Gov. Walker will not challenge recall signatures
By Jason Stein of the Journal Sentinel
Feb. 27, 2012 9:54 a.m. |(263) Comments
Madison -- Gov. Scott Walker will not challenge any signatures in an attempt to stop a recall election from being held against him later this year.
The election if held would represent only the third recall election for a governor is U.S. history. Walker faced a deadline of 5 p.m. Monday to challenge the signatures.
"We are not filing any specific challenges to any specific signatures today," Walker campaign spokeswoman Ciara Matthews said. "We simply ran out of time."
Matthews said Walker would make a filing Monday with state elections officials but declined to say what it was.
Organizers gathered more than 1 million signatures in 60 days seeking to force the recall – well over the 540,000 valid signatures needed. Over the last month, Walker and Republicans have been examining the signatures seeking to find ones to challenge as invalid.
Government Accountability Board spokesman Reid Magney said the election agency has to continue its review of the petitions including the search for duplicate signatures. Currently, the agency has until March 19 to complete that review but Magney said he wasn’t sure how much time it would take.
“That’s something we’re obviously still working on,” Magney said.
If the board concludes that the signatures are valid, the election would be ordered for essentially six weeks later. If there is a primary election, it would be held on that date with the general election four weeks after that.
Walker had 10 days under state law to challenge signatures and a Dane County judge granted him an additional 20 days. But Walker was turned down when he sought two more weeks to examine the roughly 150,000 pages of signatures.
"That put us in an impossible timeline," Matthews said.
Mike Tate, chairman of the Democratic Party of Wisconsin, said Monday that Walker had been given three times as much time as normally allowed under state law. He said the governor's decision not to challenge the signatures discredits previous claims by Republicans that there was widespread fraud in the petition process.
“After months of hearing about supposed fraud, they can’t give us one example,” Tate said.
Matthews said that volunteers have reviewed about 400,000 of the signatures and found problems with 10% to 20% of them that need further checking.
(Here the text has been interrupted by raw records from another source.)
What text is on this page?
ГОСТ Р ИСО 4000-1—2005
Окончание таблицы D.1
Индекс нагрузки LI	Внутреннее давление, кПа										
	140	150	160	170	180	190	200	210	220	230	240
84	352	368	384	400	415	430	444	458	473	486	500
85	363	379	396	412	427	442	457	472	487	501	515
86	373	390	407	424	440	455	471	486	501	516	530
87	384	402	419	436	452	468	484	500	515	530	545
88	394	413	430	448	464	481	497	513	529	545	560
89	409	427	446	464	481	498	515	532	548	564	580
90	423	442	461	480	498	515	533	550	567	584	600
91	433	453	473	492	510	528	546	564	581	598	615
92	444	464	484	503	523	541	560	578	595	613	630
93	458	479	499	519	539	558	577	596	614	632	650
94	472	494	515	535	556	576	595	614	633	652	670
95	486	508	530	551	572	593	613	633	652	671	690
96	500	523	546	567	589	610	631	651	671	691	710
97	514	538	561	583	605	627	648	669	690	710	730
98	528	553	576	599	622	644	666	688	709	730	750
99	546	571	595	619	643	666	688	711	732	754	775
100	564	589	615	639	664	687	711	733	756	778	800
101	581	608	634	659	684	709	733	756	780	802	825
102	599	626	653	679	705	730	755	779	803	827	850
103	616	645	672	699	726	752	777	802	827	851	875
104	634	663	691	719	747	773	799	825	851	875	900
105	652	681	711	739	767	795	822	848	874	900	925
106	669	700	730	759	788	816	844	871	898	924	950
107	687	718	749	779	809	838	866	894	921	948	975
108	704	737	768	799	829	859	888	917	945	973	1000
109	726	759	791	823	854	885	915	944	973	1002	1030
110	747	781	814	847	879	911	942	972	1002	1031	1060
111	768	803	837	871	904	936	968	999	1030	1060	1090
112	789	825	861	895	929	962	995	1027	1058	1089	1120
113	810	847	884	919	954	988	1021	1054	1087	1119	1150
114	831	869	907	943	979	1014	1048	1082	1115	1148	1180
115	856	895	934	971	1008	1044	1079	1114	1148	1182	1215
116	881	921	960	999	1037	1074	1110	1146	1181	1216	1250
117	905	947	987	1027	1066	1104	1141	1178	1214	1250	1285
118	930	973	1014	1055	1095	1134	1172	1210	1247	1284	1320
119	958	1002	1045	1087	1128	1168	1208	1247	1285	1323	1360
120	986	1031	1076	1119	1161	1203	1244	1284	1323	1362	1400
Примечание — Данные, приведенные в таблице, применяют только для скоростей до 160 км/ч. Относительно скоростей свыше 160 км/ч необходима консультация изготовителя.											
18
That's consistent with the Journal Sentinel's own analysis of a sample of the petitions.
The newspaper’s analysis used a random sample of 500 signatures and found problems with about 15% of those. The newspaper's review was more rigorous than the verification process being conducted by the accountability board.
In its motion earlier this month, Walker's campaign indicated it could challenge as many as 100,000 signatures - well below what would be needed to prevent a recall election.
"We've said all along that we anticipated there would be enough signatures to force a recall election," Matthews said.
Mark Graul, a GOP strategist who ran Mark Green's unsuccessful race for governor in 2006, said that Republicans know a recall will happen and are preparing for it.
Graul said he didn't believe that Walker or his opponents would benefit greatly by seeking to hold a recall election quickly or by seeking to draw out the process.
"I'm not sure there's a strong strategic advantage either way," Graul said.